Kecerdasan adalah bagian dari pengaruh keturunan jalur psikis. Dari ayah dan
bunda yang cerdas akan lahir anak-anak yang cerdas, kecuali adanya sebab-sebab
yang memungkinkan menjadi penghalang transformasi sifat-sifat tersebut baik
situasi fisis maupun psikis. Sehat jasmani dan lemah jasmani, makanan bayi
dalam kandungan maupun situasi psikis ayah bunda seperti semangat dan himmah
menuntut ilmu, melakukan kejahatan, emosi, maupun warna pikiran akan ikut
memberikan pengaruh yang besar bagi keturunan.
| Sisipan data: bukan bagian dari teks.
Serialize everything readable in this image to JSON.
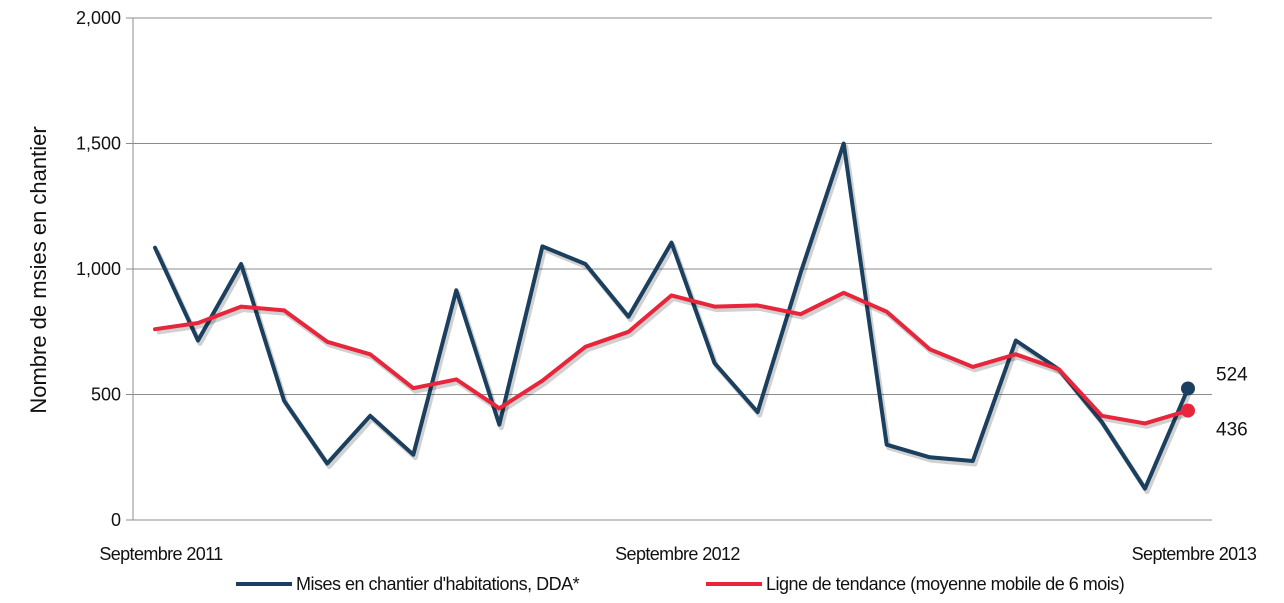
{
  "chart_data": {
    "type": "line",
    "title": "",
    "xlabel": "",
    "ylabel": "Nombre de msies en chantier",
    "ylim": [
      0,
      2000
    ],
    "yticks": [
      0,
      500,
      1000,
      1500,
      2000
    ],
    "ytick_labels": [
      "0",
      "500",
      "1,000",
      "1,500",
      "2,000"
    ],
    "xtick_labels": [
      "Septembre 2011",
      "Septembre 2012",
      "Septembre 2013"
    ],
    "xtick_index": [
      0,
      12,
      24
    ],
    "x": [
      "2011-09",
      "2011-10",
      "2011-11",
      "2011-12",
      "2012-01",
      "2012-02",
      "2012-03",
      "2012-04",
      "2012-05",
      "2012-06",
      "2012-07",
      "2012-08",
      "2012-09",
      "2012-10",
      "2012-11",
      "2012-12",
      "2013-01",
      "2013-02",
      "2013-03",
      "2013-04",
      "2013-05",
      "2013-06",
      "2013-07",
      "2013-08",
      "2013-09"
    ],
    "grid": true,
    "legend_position": "bottom",
    "series": [
      {
        "name": "Mises en chantier d'habitations, DDA*",
        "color": "#1b3f5e",
        "values": [
          1085,
          715,
          1020,
          475,
          225,
          415,
          260,
          915,
          380,
          1090,
          1020,
          810,
          1105,
          625,
          430,
          985,
          1500,
          300,
          250,
          235,
          715,
          600,
          390,
          125,
          524
        ],
        "end_label": "524"
      },
      {
        "name": "Ligne de tendance (moyenne mobile de 6 mois)",
        "color": "#e8253a",
        "values": [
          760,
          785,
          850,
          835,
          710,
          660,
          525,
          560,
          445,
          555,
          690,
          750,
          895,
          850,
          855,
          820,
          905,
          830,
          680,
          610,
          660,
          600,
          415,
          385,
          436
        ],
        "end_label": "436"
      }
    ]
  }
}
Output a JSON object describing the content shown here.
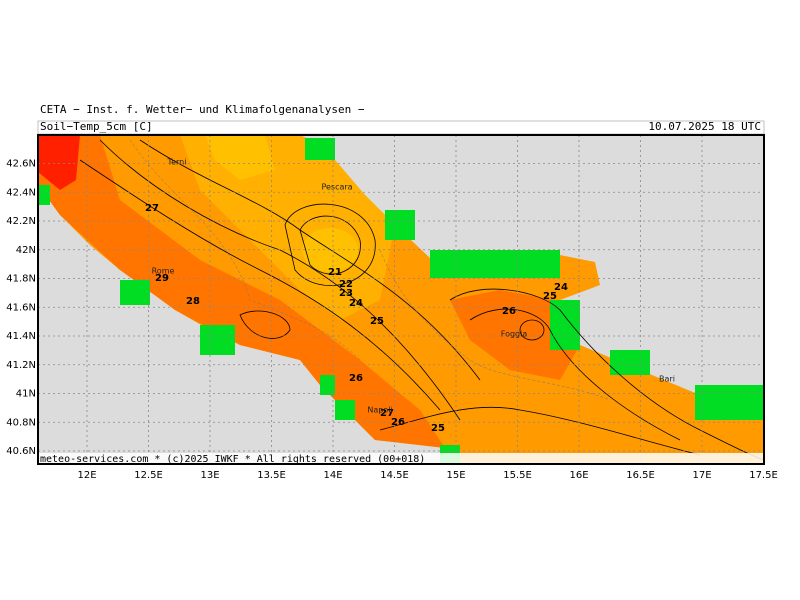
{
  "header": {
    "title": "CETA − Inst. f. Wetter− und Klimafolgenanalysen −",
    "field": "Soil−Temp_5cm [C]",
    "time": "10.07.2025 18 UTC"
  },
  "footer": "meteo-services.com * (c)2025 IWKF * All rights reserved (00+018)",
  "lon_ticks": [
    {
      "value": 12,
      "label": "12E"
    },
    {
      "value": 12.5,
      "label": "12.5E"
    },
    {
      "value": 13,
      "label": "13E"
    },
    {
      "value": 13.5,
      "label": "13.5E"
    },
    {
      "value": 14,
      "label": "14E"
    },
    {
      "value": 14.5,
      "label": "14.5E"
    },
    {
      "value": 15,
      "label": "15E"
    },
    {
      "value": 15.5,
      "label": "15.5E"
    },
    {
      "value": 16,
      "label": "16E"
    },
    {
      "value": 16.5,
      "label": "16.5E"
    },
    {
      "value": 17,
      "label": "17E"
    },
    {
      "value": 17.5,
      "label": "17.5E"
    }
  ],
  "lat_ticks": [
    {
      "value": 42.6,
      "label": "42.6N"
    },
    {
      "value": 42.4,
      "label": "42.4N"
    },
    {
      "value": 42.2,
      "label": "42.2N"
    },
    {
      "value": 42,
      "label": "42N"
    },
    {
      "value": 41.8,
      "label": "41.8N"
    },
    {
      "value": 41.6,
      "label": "41.6N"
    },
    {
      "value": 41.4,
      "label": "41.4N"
    },
    {
      "value": 41.2,
      "label": "41.2N"
    },
    {
      "value": 41,
      "label": "41N"
    },
    {
      "value": 40.8,
      "label": "40.8N"
    },
    {
      "value": 40.6,
      "label": "40.6N"
    }
  ],
  "contour_labels": [
    27,
    29,
    28,
    21,
    22,
    23,
    24,
    25,
    26,
    25,
    24,
    26,
    27,
    26,
    25
  ],
  "cities": [
    "Terni",
    "Pescara",
    "Rome",
    "Foggia",
    "Bari",
    "Napoli"
  ]
}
Itulah buktinya bahwa dari ayah
dan bunda yang sama akan lahir anak-anak dengan kondisi fisik, watak, sifat dan
kecerdasan yang berbeda.
Tentang kaitan keturunan dengan ilmu pengetahuan maka kita
perlu mengingat bahwa yang diturunkan dari orangtua adalah tingkat
kecerdasannya saja bukan kekayaan ilmu pengetahuan. Kekayaan ilmu pengetahuan
tidak ada jalan lain kecuali belajar dengan baik. Sabda nabi SAW:
انما العلم با لتعلم
“Bahwasanya ilmu itu diperoleh dengan (melalui) belajar”.
Al-Hadis
Dan yang menjadi masalah sekarang bagaimana anak yang cerdas
(karena keturunan) tetapi tidak memiliki ketekunan dan kesungguhan dalam
menuntut ilmu, jawabannya sudah pasti bahwa dia tidak akan menjadi orang
pandai/‘Alim.
2. Rakus atau Tamak
Rakus adalah (punya kemauan dan semangat untuk berusaha
mencari ilmu)
“Kejarlah cita-citamu setinggi langit”. Peribahasa ini
memberikan arti bercita-citalah setinggi-tingginya dan raihlah cita-cita itu
sampai dimana pun. Peribahasa tersebut memberikan motivasi kepada kita untuk
pantang menyerah mengejar cita-cita (pendidikan) kita. Orang yang menuntut ilmu
haruslah seperti peribahasa di atas: “selalu berusaha dan berusaha menuntut
ilmu untuk mencapai cita-cita yang tinggi”. Bahkan menurut Imam as-Syafi’i,
dalam menuntut ilmu janganlah langsung merasa puas terhadap apa yang telah
didapat dan jangan hanya menuntut ilmu di satu daerah saja.
قال الامام الشافعي في
مدح السفر
سافر تجد عوضا عمن
تفارقه
وانصب فان لذيذ العيش
في النصب
Artinya:
Pergilah kau, kan kau dapatkan pengganti dari kerabat dan
kawan
Berlelah-lelahlah, manisnya hidup terasa setelah lelah
berjuang.
Rasul berpesan dalam sebuah hadis:
اطلب العلم و لو
بالصين
Walaupun keshasihan hadis ini dipertanyakan, setidaknya
hadis ini memotivasi kita untuk pergi jauh dalam menuntut ilmu dan mengejar
cita-cita.
Allah pun telah mengingatkan agar tidak semua mu’min pergi
berperang, melainkan ada segolongan diantara mereka yang memperdalam ilmu agar
bisa memberi peringatan kepada kaumnya
وَمَا كَانَ الْمُؤْمِنُونَ لِيَنْفِرُوا
كَافَّةً فَلَوْلا نَفَرَ مِنْ كُلِّ
فِرْقَةٍ مِنْهُمْ طَائِفَةٌ لِيَتَفَقَّهُوا فِي الدِّينِ وَلِيُنْذِرُوا
قَوْمَهُمْ إِذَا رَجَعُوا إِلَيْهِمْ
لَعَلَّهُمْ يَحْذَرُونَ
Tidak sepatutnya bagi orang-orang yang mukmin itu pergi
semuanya (ke medan perang). Mengapa tidak pergi dari tiap-tiap golongan di
antara mereka beberapa orang untuk memperdalam pengetahuan mereka tentang agama
dan untuk memberi peringatan kepada kaumnya apabila mereka telah kembali
kepadanya, supaya mereka itu dapat menjaga dirinya. At-taubah ayat 122.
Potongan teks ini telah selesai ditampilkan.